Despite loving being here in Austria and knowing that there will soon be spring, then summer and both with a garden to dig in, this interview with Stephanie Alexander on The Design Files has me longing for Australia.
We have a copy of Stephanie Alexander’s The Cook’s Companion which has turned out to be completely true to its title. Faced with a new ingredient, a wish for a certain dish or just looking for inspiration we ask each other “what would Stephanie do?” As best I can I source Australian-style ingredients and return to the realisation that Australian food is different, not only because of the climate, but because of the people who have grown food there over the last centuries.
Back in Adelaide there’s a particular patch of soil that I used to grow food in. Angelo, Dad’s Greek gardener planted and grafted olive trees so that we’ll be able to make our own olive oil. “Koroneiki,” he said, “they give the best oil”.
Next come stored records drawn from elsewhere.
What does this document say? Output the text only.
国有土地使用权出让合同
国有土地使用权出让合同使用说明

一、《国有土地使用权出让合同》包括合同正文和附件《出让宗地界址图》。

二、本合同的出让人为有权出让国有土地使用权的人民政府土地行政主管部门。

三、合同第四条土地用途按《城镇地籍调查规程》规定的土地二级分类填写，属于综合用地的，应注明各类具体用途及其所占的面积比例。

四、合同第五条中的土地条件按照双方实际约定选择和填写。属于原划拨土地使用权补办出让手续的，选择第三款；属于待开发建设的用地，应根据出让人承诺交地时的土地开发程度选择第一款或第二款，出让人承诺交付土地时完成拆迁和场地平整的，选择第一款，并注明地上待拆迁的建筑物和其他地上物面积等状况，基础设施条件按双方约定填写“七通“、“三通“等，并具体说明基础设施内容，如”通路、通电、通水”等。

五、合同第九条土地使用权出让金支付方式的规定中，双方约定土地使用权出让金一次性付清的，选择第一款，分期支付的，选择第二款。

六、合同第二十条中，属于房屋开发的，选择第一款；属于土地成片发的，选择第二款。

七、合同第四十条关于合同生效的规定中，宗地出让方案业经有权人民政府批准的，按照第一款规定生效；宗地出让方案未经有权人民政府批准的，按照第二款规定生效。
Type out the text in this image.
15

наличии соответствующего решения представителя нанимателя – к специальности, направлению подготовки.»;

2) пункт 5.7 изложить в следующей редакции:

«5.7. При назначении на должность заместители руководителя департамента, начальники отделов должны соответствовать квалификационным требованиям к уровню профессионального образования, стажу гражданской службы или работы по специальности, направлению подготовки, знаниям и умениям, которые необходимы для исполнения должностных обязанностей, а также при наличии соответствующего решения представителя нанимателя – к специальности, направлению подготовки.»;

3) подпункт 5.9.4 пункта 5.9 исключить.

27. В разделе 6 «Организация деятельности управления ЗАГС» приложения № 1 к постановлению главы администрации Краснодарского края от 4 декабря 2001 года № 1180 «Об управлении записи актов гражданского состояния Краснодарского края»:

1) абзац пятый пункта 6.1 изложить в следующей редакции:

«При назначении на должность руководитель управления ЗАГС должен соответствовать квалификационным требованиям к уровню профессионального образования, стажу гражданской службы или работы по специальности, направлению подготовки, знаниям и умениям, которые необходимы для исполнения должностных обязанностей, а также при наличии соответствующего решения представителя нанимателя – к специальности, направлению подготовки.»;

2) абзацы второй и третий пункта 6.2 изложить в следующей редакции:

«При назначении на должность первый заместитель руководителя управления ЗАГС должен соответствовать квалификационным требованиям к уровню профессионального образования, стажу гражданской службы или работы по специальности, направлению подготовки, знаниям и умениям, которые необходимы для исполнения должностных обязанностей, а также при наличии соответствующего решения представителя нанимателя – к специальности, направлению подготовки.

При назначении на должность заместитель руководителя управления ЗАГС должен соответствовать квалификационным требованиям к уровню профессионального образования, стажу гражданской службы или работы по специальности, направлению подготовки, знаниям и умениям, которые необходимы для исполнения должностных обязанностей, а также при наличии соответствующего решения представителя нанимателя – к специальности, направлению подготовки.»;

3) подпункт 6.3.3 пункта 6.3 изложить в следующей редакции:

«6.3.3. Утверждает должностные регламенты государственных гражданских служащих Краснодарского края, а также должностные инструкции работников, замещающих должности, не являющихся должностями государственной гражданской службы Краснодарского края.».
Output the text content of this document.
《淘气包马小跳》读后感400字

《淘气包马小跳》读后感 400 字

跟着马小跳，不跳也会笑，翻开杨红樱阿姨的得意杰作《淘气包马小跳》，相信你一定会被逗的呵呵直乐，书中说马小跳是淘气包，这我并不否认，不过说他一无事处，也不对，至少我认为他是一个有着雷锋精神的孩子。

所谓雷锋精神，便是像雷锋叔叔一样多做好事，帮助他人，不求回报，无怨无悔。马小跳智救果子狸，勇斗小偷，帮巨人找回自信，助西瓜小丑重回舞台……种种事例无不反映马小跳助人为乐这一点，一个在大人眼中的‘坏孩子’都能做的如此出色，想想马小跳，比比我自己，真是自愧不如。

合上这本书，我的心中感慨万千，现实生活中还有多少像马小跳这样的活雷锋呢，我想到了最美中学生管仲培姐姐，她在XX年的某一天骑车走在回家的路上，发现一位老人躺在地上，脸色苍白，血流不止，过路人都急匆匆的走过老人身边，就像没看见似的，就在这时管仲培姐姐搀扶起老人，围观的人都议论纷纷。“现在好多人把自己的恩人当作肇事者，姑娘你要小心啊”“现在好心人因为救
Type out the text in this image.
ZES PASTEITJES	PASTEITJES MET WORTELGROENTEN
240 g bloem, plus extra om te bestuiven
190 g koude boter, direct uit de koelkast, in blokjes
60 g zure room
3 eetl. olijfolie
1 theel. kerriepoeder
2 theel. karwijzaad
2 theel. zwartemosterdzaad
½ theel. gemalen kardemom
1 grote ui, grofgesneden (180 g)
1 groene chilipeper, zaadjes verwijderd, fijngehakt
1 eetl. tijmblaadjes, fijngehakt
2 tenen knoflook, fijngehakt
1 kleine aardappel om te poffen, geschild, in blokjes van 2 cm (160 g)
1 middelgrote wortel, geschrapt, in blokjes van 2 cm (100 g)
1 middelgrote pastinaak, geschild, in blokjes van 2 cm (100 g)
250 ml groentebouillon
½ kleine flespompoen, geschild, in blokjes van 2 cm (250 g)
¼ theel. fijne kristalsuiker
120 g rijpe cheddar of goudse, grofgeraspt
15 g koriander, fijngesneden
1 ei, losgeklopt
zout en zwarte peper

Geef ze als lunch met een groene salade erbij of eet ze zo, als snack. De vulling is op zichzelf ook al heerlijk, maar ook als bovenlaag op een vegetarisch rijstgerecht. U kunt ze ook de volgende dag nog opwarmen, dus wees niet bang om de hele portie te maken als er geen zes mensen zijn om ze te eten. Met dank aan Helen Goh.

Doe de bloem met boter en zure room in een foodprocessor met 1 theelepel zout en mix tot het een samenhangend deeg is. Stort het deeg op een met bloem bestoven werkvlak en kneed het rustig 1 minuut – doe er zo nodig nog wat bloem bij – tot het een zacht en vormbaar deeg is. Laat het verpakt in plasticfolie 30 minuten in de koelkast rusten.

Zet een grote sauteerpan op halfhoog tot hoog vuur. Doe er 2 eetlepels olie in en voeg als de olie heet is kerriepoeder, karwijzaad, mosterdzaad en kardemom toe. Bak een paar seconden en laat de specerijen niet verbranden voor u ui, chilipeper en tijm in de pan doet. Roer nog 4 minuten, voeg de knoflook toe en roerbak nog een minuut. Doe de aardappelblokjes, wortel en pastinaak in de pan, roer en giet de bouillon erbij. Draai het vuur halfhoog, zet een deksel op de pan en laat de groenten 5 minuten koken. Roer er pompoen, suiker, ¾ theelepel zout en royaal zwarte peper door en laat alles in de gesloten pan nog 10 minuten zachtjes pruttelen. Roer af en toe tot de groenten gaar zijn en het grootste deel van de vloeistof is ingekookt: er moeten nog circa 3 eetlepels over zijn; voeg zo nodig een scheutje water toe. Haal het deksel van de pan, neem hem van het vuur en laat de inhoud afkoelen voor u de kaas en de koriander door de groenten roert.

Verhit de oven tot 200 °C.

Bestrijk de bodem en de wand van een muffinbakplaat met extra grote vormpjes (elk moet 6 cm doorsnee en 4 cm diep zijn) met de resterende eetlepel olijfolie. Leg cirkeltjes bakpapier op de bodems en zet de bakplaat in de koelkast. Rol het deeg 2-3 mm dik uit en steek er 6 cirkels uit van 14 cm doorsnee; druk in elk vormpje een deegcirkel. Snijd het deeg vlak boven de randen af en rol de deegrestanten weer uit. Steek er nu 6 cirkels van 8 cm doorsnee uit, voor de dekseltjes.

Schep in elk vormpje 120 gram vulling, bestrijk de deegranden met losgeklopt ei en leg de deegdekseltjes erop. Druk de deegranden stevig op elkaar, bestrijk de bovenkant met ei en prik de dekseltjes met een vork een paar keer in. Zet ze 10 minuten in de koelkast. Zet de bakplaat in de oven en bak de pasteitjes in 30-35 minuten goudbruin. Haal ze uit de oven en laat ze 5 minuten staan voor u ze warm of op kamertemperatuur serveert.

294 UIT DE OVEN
Slowly, the lemon and lime trees that I planted must be growing taller and as my Dad’s not much of a cook, any fruit is hanging there, waiting for a visitor to pick them. Maybe it would have made more sense to plant the citrus along the fence line where it would overhang onto the street, letting lemontreeless dog walkers take their pick.
Lemon trees overhanging into the street? It seems like a dream now! While I can pick wild bärlauch and find berries without problem, lemons are something you only find in stores here. Yet, after early years spent cooking in Australia I need to have lemons in my kitchen, the Mediterranean ingredients grown in Australia and now transplanted to Linz.
It’s always at this time of year that life in northern Europe continues to remind me of how very different my climatic upbringing was and how very diverse this world is. As an Australian I struggle amongst English labelled, European concepts to find the right words to describe the seasons and weather of my childhood. Now, despite helping out on some other gardens, I’m finally in charge of my own 16m2 plot and having struggles transplanting and translating my Antipodean Mediterranean/Tandanya bioregion gardening experience to Upper Austria.
Will sweet potatoes grow here? What about mulching, do I need to do that to reduce evaporation and can I get pea straw easily? Could I plant broad beans this early and where on earth would I get the seeds? Will mulching with pea straw protect against frost? And should I be able to buy Cavalo Nero seeds, will they be producing through to November?
It is a reminder that I am a migrant here, that not only do I struggle with language and the existing culture around me, but that I leave my traces on the people and land around me. Just as waves of settlement to Australia have brought wheat, cabbages, brocolli, olives, broad beans to Australia, my own culture and homesickness prompts me to import the food and plants of my upbringing. It might just be that sweet potato will grow here.